On 01/26/2012 04:06 PM, Jan Kiszka wrote:
> On 2012-01-26 15:55, Gilles Chanteperdrix wrote:
>> On 01/26/2012 11:36 AM, Jan Kiszka wrote:
>>> On 2012-01-25 19:05, Jan Kiszka wrote:
>>>> On 2012-01-25 18:44, Gilles Chanteperdrix wrote:
>>>>> On 01/25/2012 06:10 PM, Jan Kiszka wrote:
>>>>>> On 2012-01-25 18:02, Gilles Chanteperdrix wrote:
>>>>>>> On 01/25/2012 05:52 PM, Jan Kiszka wrote:
>>>>>>>> On 2012-01-25 17:47, Jan Kiszka wrote:
>>>>>>>>> On 2012-01-25 17:35, Gilles Chanteperdrix wrote:
>>>>>>>>>> On 01/25/2012 05:21 PM, Jan Kiszka wrote:
>>>>>>>>>>> We had two regressions in this code recently. So test all 6 possible
>>>>>>>>>>> SIGDEBUG reasons, or 5 if the watchdog is not available.
>>>>>>>>>> Ok for this test, with a few remarks:
>>>>>>>>>> - this is a regression test, so should go to
>>>>>>>>>> src/testsuite/regression(/native), and should be added to the
>>>>>>>>>> xeno-regression-test
>>>>>>>>> What are unit test for (as they are defined here)? Looks a bit 
>>>>>>>>> inconsistent.
>>>>>>> I put under "regression" all the tests I have which corresponded to
>>>>>>> things that failed one time or another in xenomai past. Maybe we could
>>>>>>> move unit tests under regression.
>>>>>>>>>> - we already have a regression test for the watchdog called mayday.c,
>>>>>>>>>> which tests the second watchdog action, please merge mayday.c with
>>>>>>>>>> sigdebug.c (mayday.c also allows checking the disassembly of the 
>>>>>>>>>> code in
>>>>>>>>>> the mayday page, a nice feature)
>>>>>>>>> It seems to have failed in that important last discipline. Need to 
>>>>>>>>> check
>>>>>>>>> why.
>>>>>>>> Because it didn't check the page content for correctness. But that's 
>>>>>>>> now
>>>>>>>> done via the new watchdog test. I can keep the debug output, but the
>>>>>>>> watchdog test of mayday looks obsolete to me. Am I missing something?
>>>>>>> The watchdog does two things: it first sends a SIGDEBUG, then if the
>>>>>>> application is still spinning, it sends a SIGSEGV. As far as I
>>>>>>> understood, you test tests the first case, and mayday tests the second
>>>>>>> case, so, I agree that mayday should be removed, but whatever it tests
>>>>>>> should be integrated in the sigdebug test.
>>>>>> Err... SIGSEGV is not a feature, it was the bug I fixed today. :) So the
>>>>>> test case actually specified a bug as correct behavior.
>>>>>> The fallback case is in fact killing the RT task as before.
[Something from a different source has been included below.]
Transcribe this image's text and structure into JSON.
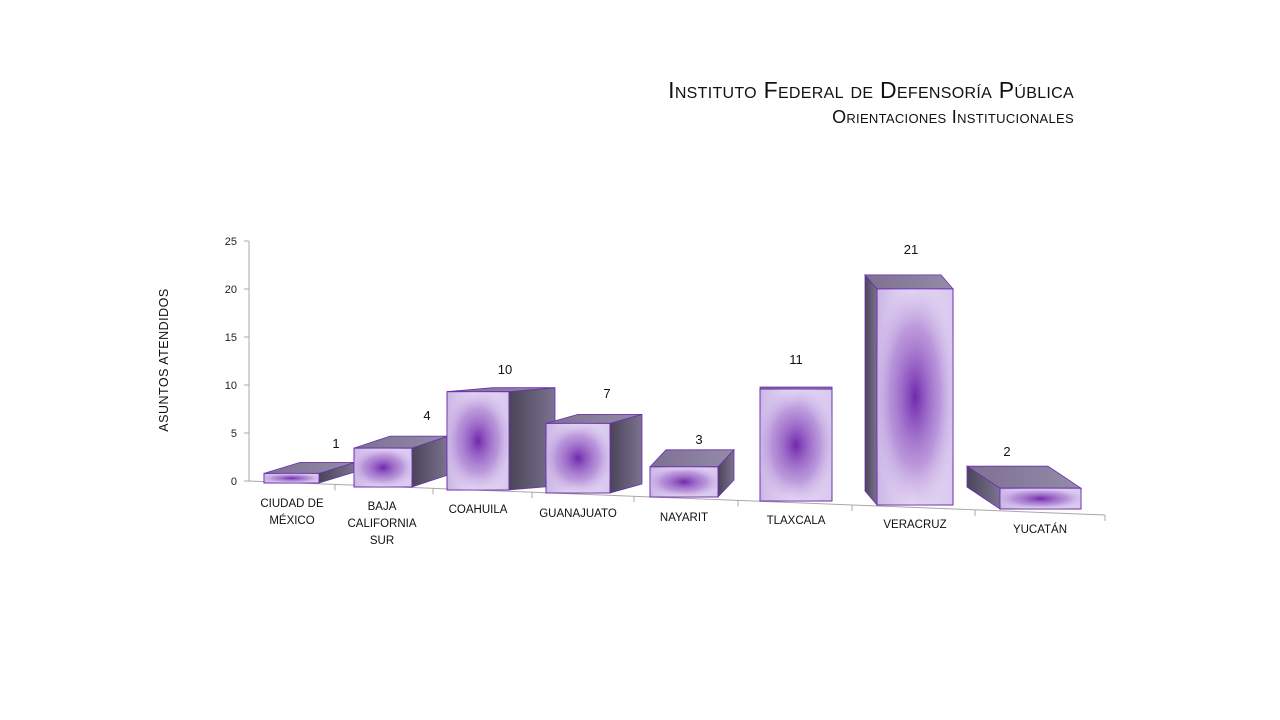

But I'm
>>>>>> unsure right now: will this leave the system always in a clean state
>>>>>> behind?
>>>>> The test case being a test case and doing nothing particular, I do not
>>>>> see what could go wrong. And if something goes wrong, then it needs 
>>>>> fixing.
>>>> Well, if you kill a RT task while it's running in the kernel, you risk
>>>> inconsistent system states (held mutexex etc.). In this case the task is
>>>> supposed to spin in user space. If that is always safe, let's implement
>>>> the test.
>>> Had a closer look: These days the two-stage killing is only useful to
>>> catch endless loops in the kernel. User space tasks can't get around
>>> being migrated on watchdog events, even when SIGDEBUG is ignored.
>>> To trigger the enforced task termination without leaving any broken
>>> states behind, there is one option: rt_task_spin. Surprisingly for me,
>>> it actually spins in the kernel, thus triggers the second level if
>>> waiting long enough. I wonder, though, if that behavior shouldn't be
>>> improved, ie. the spinning loop be closed in user space - which would
>>> take away that option again.
>>> Thoughts?
>> You can also call in an infinite loop, a xenomais syscall which causes a
>> switch to primary mode, but fails.
> Nope, we would be migrated to secondary on xnthread_amok_p when
> returning to user mode. We need a true kernel loop.

But the loop will continue, and the next call to the syscall will cause
the thread to re-switch to primary mode.